Coincée entre l’autoroute A7 et deux copropriétés pavillonnaires, la ferme Capri est un espace vert inattendu dans le 15e arrondissement de Marseille. Depuis 2021, sur un terrain municipal de moins d’un hectare, la Cité de l’agriculture fait pousser une centaine de variétés de légumes de saison : patates douces, gombos, piments… La production maraîchère cultivée sur un sol vivant, composé de couches de compost, de broyat et de fumier, est essentiellement destinée aux habitants du quartier. Le mercredi, jour d’ouverture au public, et une fois par mois, au marché de la Cité des arts de la rue, tout près, ils peuvent venir remplir leur panier à un prix accessible. En 2022, sur 3 700m2 cultivés, Capri a produit 2 tonnes de légumes. «Cette ferme est un laboratoire pour notre association qui veut accélérer la transition agroécologique des villes en se basant sur la pratique agricole urbaine et l’alimentation durable», explique Jean-Baptiste Rostaing, responsable du pôle coopération et du projet foncier urbain au sein de la structure de 12 salariés, fondée en 2015.
«Créer un cadre favorable»
La ferme Capri est une expérimentation à plusieurs titres. «En dehors de l’hypercentre, Marseille dispose de nombreux terrains en friche qui étaient agricoles il y a quelques décennies et où il est possible de pratiquer une culture productive, en pleine terre, poursuit Jean-Baptiste Rostaing. Leur surface varie entre 1 000 m² et un hectare.» Une aubaine à condition de pouvoir récréer un sol qualitatif en écartant ceux qui sont pollués et en amendant ceux qui sont éligibles. «Souvent ces espaces vierges ont servi de décharge sauvage ou de lieu de stockage de matériel divers pour le voisinage», explique Elise Chaintrier, qui coordonne l’accueil des publics à la ferme Capri, où une année d’amendement des sols a été nécessaire. Pour favoriser l’agriculture urbaine, l’association doit aussi identifier les propriétaires des terrains, étudier la viabilité économique d’une mise en culture et mettre en relation propriétaires et candidats à l’installation.
«On réalise le travail d’instances qui existent dans le monde rural, résume Jean-Baptiste. On aide à lever les freins techniques, par exemple étudier avec la métropole la possibilité d’irrigation des parcelles.» Ce travail sur le foncier urbain est l’un des grands chantiers de la Cité de l’agriculture, parallèlement à l’animation d’un réseau d’agriculture urbaine, la mise en place de formations ou la sensibilisation du grand public. «Pour créer un cadre favorable à l’émergence d’initiatives, on se fait le porte-voix du terrain auprès des collectivités, ajoute Jean-Baptiste.

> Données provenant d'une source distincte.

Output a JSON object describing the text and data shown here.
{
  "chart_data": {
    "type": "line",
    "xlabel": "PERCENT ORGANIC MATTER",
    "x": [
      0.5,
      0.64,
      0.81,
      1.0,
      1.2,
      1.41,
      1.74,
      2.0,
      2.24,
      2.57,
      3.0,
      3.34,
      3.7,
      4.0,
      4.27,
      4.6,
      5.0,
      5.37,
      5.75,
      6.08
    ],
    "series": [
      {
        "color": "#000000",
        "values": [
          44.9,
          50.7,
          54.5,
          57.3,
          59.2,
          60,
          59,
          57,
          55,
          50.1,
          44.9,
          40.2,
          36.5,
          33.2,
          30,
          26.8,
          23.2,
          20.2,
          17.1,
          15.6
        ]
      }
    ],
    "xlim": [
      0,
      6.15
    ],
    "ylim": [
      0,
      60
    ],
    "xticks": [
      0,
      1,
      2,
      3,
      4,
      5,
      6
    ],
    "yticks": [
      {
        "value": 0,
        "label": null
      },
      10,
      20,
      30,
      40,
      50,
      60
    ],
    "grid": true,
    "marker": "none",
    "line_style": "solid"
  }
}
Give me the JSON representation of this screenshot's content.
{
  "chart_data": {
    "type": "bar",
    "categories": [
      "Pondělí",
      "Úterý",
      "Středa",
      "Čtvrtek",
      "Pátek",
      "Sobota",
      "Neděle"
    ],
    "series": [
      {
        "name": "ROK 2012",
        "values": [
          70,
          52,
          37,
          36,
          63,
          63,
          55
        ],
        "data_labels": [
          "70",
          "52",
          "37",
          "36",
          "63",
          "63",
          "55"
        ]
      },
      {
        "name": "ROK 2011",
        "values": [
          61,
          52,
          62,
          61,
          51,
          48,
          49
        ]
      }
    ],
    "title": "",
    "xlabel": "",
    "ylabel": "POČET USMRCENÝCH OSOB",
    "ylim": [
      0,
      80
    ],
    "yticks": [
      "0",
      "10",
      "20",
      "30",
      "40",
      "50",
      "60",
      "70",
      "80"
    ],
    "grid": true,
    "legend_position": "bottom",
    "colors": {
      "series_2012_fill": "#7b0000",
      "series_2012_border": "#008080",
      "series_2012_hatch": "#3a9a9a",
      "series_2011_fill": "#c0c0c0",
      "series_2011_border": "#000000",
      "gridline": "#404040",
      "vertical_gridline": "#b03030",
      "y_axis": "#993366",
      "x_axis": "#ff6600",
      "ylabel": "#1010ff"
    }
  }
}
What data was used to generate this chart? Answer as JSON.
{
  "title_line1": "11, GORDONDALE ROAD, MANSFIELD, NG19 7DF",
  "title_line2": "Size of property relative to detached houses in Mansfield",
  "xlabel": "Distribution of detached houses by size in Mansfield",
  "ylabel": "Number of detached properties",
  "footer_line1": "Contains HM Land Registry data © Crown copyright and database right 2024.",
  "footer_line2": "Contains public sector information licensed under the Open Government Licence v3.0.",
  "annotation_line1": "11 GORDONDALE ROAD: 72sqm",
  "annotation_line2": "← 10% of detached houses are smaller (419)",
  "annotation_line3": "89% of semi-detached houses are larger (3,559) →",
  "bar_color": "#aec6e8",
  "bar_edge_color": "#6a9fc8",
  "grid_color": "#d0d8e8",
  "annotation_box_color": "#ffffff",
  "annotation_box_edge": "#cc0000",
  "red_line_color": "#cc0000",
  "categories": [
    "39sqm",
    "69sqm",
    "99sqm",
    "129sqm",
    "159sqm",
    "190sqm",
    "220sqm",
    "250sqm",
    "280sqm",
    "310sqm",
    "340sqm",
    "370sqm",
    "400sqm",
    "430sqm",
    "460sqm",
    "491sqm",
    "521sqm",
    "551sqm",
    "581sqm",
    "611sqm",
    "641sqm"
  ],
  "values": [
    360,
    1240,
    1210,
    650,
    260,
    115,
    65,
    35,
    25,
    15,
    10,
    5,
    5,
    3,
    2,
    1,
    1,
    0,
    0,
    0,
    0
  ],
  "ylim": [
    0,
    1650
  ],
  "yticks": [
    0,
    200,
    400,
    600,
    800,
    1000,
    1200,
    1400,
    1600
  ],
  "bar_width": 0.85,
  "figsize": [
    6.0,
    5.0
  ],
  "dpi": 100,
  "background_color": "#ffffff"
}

On va par exemple œuvrer avec elles pour faire appliquer une tarification eau agricole là où c’est une eau potable classique qui sort du tuyau.»
Des initiatives vertueuses germent
Parfois, des initiatives vertueuses germent toutes seules. C’est le cas en 2021 d’un partenariat avec l’association Malezi qui lutte contre la pauvreté et l’exclusion sociale dans le 15e arrondissement. «Nous avons suggéré à la ferme Capri de planter des piments pour que les femmes de notre association puissent ensuite les transformer en sauce. Un vrai succès ! Il y a eu un souci climatique en 2023, mais en 2022, on a produit 1 000 bocaux, explique Ali Yamani, responsable de Malezi. La prochaine étape sera de travailler ensemble sur le modèle économique de cette activité de transformation et sur la commercialisation.» La ferme Capri est bien un laboratoire.